Aos 26 anos, ele era uma das referências da Real Sociedad que, época a época, anda quase sempre ali entre os lugares que dão acesso à Liga Europa e à Liga dos Campeões. Íñigo, com os anos, foi sendo cada vez mais falado em hipotéticas transferências para clubes maiores, como o Real Madrid, o Barcelona e, recentemente, o Manchester City. E foi uma compra deste último que desencadeou os acontecimentos que causaram este texto.

A equipa de Pep Guardiola, também esta terça-feira, anunciou a contratação de Aymeric Laporte, central canhoto do Athletic Bilbao, por 65 milhões de euros. Horas depois, esse clube basco confirmava a compra de Íñigo Martínez, igualmente canhoto, por 32 milhões de euros.

Foi buscar o jogador que era quase um símbolo do rival e, há anos, até proferira o tipo de frases que sempre nos podem apanhar na curva, um dia mais tarde: “Nunca iria para o outro lado [Athletic Bilbao]. Desde pequeno que estou aqui [Real Sociedad] e são muitos sentimentos”.

Íñigo trocou um clube basco, mas que aceita estrangeiros, por um que apenas admite que jogadores nascidos no País Basco, ou com um certo grau de descendência, vistam a sua camisola. A imprensa desportiva espanhol escreve que Martínez desejava, há muito, ver o seu salário melhorado no clube, algo que teria conseguido no verão, ao renovar o vínculo com a Real - baixando a cláusula de rescisão dos 40, para os 32 milhões de euros que o Athletic acabou por desembolsar.

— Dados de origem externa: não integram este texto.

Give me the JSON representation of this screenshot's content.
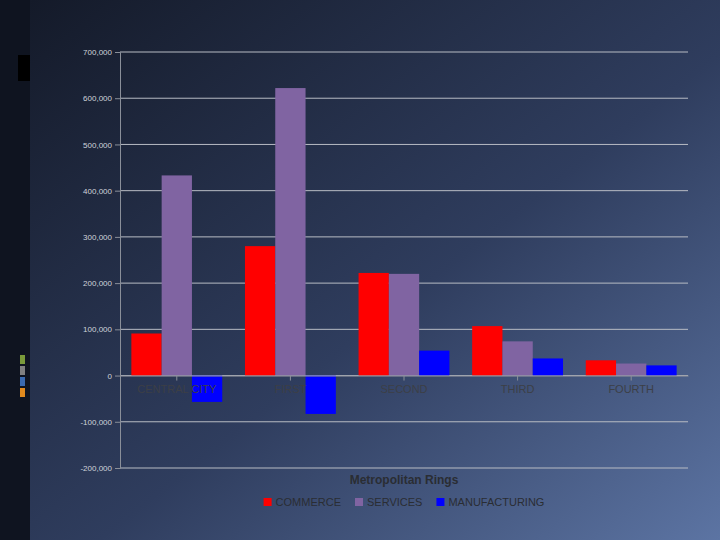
{
  "chart_data": {
    "type": "bar",
    "x_label": "Metropolitan Rings",
    "categories": [
      "CENTRAL CITY",
      "FIRST",
      "SECOND",
      "THIRD",
      "FOURTH"
    ],
    "series": [
      {
        "name": "COMMERCE",
        "color": "#ff0000",
        "values": [
          91000,
          280000,
          222000,
          107000,
          33000
        ]
      },
      {
        "name": "SERVICES",
        "color": "#8064a2",
        "values": [
          433000,
          622000,
          220000,
          74000,
          26000
        ]
      },
      {
        "name": "MANUFACTURING",
        "color": "#0000ff",
        "values": [
          -57000,
          -83000,
          54000,
          37000,
          22000
        ]
      }
    ],
    "ylim": [
      -200000,
      700000
    ],
    "yticks": [
      {
        "value": -200000,
        "label": "-200,000"
      },
      {
        "value": -100000,
        "label": "-100,000"
      },
      0,
      {
        "value": 100000,
        "label": "100,000"
      },
      {
        "value": 200000,
        "label": "200,000"
      },
      {
        "value": 300000,
        "label": "300,000"
      },
      {
        "value": 400000,
        "label": "400,000"
      },
      {
        "value": 500000,
        "label": "500,000"
      },
      {
        "value": 600000,
        "label": "600,000"
      },
      {
        "value": 700000,
        "label": "700,000"
      }
    ],
    "grid": true,
    "legend": "bottom"
  }
}
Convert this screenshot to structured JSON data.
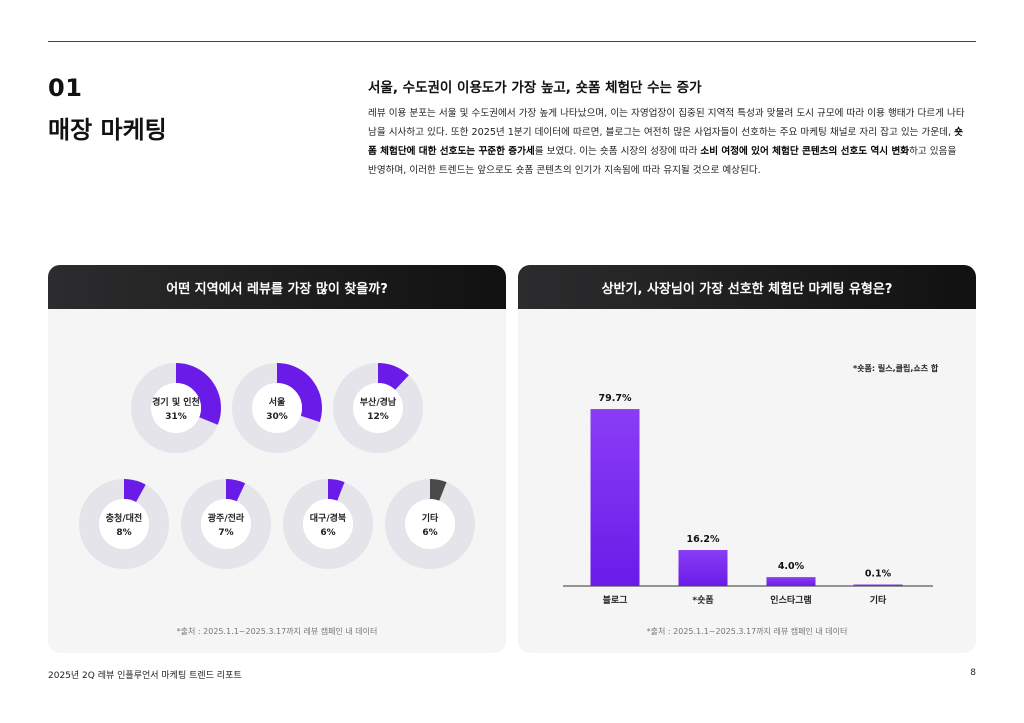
{
  "section": {
    "number": "01",
    "title": "매장 마케팅"
  },
  "headline": "서울, 수도권이 이용도가 가장 높고, 숏폼 체험단 수는 증가",
  "body": {
    "p1": "레뷰 이용 분포는 서울 및 수도권에서 가장 높게 나타났으며, 이는 자영업장이 집중된 지역적 특성과 맞물려 도시 규모에 따라 이용 행태가 다르게 나타남을 시사하고 있다. 또한 2025년 1분기 데이터에 따르면, 블로그는 여전히 많은 사업자들이 선호하는 주요 마케팅 채널로 자리 잡고 있는 가운데, ",
    "b1": "숏폼 체험단에 대한 선호도는 꾸준한 증가세",
    "p2": "를 보였다. 이는 숏폼 시장의 성장에 따라 ",
    "b2": "소비 여정에 있어 체험단 콘텐츠의 선호도 역시 변화",
    "p3": "하고 있음을 반영하며, 이러한 트렌드는 앞으로도 숏폼 콘텐츠의 인기가 지속됨에 따라 유지될 것으로 예상된다."
  },
  "left_panel": {
    "title": "어떤 지역에서 레뷰를 가장 많이 찾을까?",
    "source": "*출처 : 2025.1.1~2025.3.17까지 레뷰 캠페인 내 데이터"
  },
  "right_panel": {
    "title": "상반기, 사장님이 가장 선호한 체험단 마케팅 유형은?",
    "footnote": "*숏폼: 릴스,클립,쇼츠 합",
    "source": "*출처 : 2025.1.1~2025.3.17까지 레뷰 캠페인 내 데이터"
  },
  "colors": {
    "accent": "#6a1be8",
    "accent_light": "#8a3df5",
    "ring": "#e4e4ea",
    "other": "#4a4a4a"
  },
  "chart_data": [
    {
      "type": "pie",
      "title": "어떤 지역에서 레뷰를 가장 많이 찾을까?",
      "slices": [
        {
          "label": "경기 및 인천",
          "value": 31,
          "value_label": "31%"
        },
        {
          "label": "서울",
          "value": 30,
          "value_label": "30%"
        },
        {
          "label": "부산/경남",
          "value": 12,
          "value_label": "12%"
        },
        {
          "label": "충청/대전",
          "value": 8,
          "value_label": "8%"
        },
        {
          "label": "광주/전라",
          "value": 7,
          "value_label": "7%"
        },
        {
          "label": "대구/경북",
          "value": 6,
          "value_label": "6%"
        },
        {
          "label": "기타",
          "value": 6,
          "value_label": "6%"
        }
      ]
    },
    {
      "type": "bar",
      "title": "상반기, 사장님이 가장 선호한 체험단 마케팅 유형은?",
      "categories": [
        "블로그",
        "*숏폼",
        "인스타그램",
        "기타"
      ],
      "values": [
        79.7,
        16.2,
        4.0,
        0.1
      ],
      "value_labels": [
        "79.7%",
        "16.2%",
        "4.0%",
        "0.1%"
      ],
      "ylim": [
        0,
        100
      ]
    }
  ],
  "footer": {
    "title": "2025년 2Q 레뷰 인플루언서 마케팅 트렌드 리포트",
    "page": "8"
  }
}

Íñigo Martínez, mesmo tendo dito o que disse, terá posto as tais emoções, sentimentos e paixão que o futebol tem, e encarado a sua profissão como isso mesmo, uma profissão. Trocou de empregadores para, ao que parece, aumentar os rendimentos, mesmo que tal não signifique que os resultados desportivos possam melhorar muito. O Athletic Bilbao é o atual 12º classificado da liga espanhola, a Real Sociedad está na 15ª posição.